In a bid to promote effective solar production, the Andhra Pradesh Government has issued an amendment to the solar policy it had released on 27 September. The amendment clarifies that solar project developers will be eligible for ‘renewable energy certificates, subject to applicable CERC/APERC guidelines’.
The developers may choose between getting ‘eligible incentives’ under the AP solar policy or ‘only the incentives permissible under the CERC/APERC guidelines.’ This amendment cautions solar power producers, as they might get market tradable RECs only if the guidelines of the Central Electricity Regulatory Commission and the Andhra Pradesh Electricity Regulatory Commission permit.

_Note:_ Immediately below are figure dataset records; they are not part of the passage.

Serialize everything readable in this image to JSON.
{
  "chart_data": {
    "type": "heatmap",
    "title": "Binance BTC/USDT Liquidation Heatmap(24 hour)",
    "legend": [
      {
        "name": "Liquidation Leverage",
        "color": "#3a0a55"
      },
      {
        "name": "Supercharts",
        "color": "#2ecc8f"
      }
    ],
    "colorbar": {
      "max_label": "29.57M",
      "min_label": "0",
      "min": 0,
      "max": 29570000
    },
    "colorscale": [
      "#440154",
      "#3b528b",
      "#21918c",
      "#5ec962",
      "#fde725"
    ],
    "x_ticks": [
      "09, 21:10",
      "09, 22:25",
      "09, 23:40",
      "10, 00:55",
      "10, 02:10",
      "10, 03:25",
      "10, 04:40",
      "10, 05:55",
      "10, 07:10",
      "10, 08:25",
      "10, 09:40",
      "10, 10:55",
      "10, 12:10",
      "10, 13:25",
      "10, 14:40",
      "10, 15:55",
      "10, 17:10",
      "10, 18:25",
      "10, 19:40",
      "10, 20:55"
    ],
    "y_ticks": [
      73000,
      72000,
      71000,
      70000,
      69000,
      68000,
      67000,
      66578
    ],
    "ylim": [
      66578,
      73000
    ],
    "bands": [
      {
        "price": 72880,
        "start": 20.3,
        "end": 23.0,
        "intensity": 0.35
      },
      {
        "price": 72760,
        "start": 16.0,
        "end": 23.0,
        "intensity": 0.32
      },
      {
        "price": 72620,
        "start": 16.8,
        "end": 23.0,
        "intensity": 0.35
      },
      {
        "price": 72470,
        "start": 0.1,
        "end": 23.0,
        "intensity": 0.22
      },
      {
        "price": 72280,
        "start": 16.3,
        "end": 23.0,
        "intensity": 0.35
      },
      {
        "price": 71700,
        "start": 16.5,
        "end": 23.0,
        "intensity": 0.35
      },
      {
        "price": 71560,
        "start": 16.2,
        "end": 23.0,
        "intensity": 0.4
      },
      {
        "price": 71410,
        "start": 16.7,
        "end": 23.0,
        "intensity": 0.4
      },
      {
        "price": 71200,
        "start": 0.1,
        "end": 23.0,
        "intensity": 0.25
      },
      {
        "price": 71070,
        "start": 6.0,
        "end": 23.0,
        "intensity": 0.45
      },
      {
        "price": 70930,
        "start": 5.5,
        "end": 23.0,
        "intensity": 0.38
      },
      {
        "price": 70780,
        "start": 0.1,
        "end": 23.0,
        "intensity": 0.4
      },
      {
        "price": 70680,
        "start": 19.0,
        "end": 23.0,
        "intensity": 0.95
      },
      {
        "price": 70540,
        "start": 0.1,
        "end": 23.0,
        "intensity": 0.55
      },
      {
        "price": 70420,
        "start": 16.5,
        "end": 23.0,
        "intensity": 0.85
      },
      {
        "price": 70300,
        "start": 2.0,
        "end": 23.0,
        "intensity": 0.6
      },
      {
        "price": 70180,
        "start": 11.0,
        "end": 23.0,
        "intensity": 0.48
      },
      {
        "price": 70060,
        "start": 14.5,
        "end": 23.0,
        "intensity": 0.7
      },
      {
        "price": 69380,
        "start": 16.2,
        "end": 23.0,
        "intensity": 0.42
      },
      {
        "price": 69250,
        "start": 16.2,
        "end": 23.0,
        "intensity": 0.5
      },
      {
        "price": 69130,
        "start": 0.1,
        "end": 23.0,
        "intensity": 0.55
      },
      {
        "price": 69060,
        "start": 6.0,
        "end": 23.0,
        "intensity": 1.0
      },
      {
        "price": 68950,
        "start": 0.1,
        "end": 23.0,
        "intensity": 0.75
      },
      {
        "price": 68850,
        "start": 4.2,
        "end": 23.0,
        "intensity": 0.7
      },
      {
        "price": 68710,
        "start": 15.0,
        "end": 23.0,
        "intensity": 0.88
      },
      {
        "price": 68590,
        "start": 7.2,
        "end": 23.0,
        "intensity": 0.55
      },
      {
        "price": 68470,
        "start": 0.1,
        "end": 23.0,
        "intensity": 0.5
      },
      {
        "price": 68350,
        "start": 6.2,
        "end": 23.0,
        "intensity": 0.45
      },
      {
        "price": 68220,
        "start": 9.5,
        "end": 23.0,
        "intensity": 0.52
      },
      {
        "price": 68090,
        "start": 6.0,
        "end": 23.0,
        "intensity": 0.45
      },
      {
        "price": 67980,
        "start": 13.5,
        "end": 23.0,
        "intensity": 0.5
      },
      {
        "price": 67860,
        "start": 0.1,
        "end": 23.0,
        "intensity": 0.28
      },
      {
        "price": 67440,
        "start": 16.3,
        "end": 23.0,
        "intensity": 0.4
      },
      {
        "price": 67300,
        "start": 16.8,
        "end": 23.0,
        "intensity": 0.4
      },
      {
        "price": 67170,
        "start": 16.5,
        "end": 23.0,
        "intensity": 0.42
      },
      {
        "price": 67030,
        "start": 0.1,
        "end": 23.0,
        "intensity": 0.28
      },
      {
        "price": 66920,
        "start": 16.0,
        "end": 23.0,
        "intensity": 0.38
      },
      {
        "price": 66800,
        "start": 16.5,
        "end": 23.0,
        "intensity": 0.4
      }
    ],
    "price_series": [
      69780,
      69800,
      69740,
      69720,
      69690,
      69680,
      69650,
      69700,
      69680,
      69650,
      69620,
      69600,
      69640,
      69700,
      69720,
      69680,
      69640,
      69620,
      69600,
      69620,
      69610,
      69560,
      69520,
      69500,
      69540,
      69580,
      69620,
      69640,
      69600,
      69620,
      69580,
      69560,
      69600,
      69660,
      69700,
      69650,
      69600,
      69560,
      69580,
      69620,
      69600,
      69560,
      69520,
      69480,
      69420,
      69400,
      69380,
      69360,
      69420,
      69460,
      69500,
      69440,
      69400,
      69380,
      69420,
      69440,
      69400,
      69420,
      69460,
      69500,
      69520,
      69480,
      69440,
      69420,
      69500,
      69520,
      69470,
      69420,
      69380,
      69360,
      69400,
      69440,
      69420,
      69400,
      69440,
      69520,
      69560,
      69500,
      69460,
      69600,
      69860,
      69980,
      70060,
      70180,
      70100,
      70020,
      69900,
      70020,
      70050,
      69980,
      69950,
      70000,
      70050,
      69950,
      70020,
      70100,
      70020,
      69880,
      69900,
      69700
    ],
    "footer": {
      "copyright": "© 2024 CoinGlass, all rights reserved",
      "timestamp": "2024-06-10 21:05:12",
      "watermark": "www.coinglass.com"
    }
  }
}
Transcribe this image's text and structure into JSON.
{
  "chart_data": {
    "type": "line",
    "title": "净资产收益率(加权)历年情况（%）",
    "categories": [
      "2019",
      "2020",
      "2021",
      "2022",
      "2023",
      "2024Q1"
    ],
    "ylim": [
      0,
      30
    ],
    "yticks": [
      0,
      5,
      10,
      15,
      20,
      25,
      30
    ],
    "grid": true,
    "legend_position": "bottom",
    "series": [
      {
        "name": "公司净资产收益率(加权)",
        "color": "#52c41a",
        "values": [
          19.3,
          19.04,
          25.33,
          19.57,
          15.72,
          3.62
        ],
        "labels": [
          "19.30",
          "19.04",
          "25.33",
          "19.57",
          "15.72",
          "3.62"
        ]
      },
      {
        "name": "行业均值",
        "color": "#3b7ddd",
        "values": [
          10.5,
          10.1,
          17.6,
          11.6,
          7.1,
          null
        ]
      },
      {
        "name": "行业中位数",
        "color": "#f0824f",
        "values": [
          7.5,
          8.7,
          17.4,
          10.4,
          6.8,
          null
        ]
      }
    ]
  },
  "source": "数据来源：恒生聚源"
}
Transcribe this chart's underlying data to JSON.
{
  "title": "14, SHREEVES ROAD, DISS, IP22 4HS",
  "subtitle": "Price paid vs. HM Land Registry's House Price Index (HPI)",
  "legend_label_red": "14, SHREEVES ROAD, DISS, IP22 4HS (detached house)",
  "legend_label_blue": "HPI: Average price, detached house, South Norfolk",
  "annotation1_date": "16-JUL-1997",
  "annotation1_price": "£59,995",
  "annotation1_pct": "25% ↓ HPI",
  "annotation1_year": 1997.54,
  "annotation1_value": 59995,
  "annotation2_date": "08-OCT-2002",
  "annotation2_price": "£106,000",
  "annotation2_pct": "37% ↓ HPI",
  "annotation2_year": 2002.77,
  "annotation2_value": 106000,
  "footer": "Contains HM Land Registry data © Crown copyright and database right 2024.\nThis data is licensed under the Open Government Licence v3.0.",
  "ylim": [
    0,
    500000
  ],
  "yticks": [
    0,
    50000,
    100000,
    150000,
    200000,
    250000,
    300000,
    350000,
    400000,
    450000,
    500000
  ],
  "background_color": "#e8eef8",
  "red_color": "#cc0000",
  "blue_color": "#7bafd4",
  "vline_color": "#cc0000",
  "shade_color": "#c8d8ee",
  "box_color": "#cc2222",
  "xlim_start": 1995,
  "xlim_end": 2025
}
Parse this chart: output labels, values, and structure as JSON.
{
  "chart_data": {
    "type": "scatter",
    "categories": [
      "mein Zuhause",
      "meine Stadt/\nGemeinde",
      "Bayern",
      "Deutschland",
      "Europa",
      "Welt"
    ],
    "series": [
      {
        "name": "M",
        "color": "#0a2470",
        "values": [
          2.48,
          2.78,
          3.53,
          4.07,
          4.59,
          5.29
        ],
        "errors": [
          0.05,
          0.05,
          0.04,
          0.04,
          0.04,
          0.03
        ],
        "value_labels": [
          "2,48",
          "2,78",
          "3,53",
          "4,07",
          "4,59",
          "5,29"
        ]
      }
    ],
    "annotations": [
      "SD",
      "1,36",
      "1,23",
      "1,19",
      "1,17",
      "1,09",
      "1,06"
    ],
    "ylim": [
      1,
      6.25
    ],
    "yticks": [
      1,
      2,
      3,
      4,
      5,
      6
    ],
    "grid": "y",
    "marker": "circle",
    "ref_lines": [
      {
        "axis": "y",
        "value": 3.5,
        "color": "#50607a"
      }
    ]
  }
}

The primary reason of the policy is to encourage solar projects in the State by offering them exemptions from wheeling and banking, cross-subsidy and electricity duty, which are applicable only to power sold within the State as of now. These exemptions have made the policy look very attractive.
While most of the people are excited by this decision, some experts believe that the policy went against the spirit of REC regime. Basically, those who produce power from renewable sources get tradeable certificates only if they do not get a preferential feed-in tariff and do not avail any other concession. But by giving them exemptions, it seemed that the policy was disputing the basic principle of the REC regime.
Going by the CERC guidelines, the solar project developers who put up projects under the policy will not get RECs, if they avail themselves of the exemptions, which can be contradicted by APERC, who may come out with its own guidelines permitting the issuance of RECs to the developers.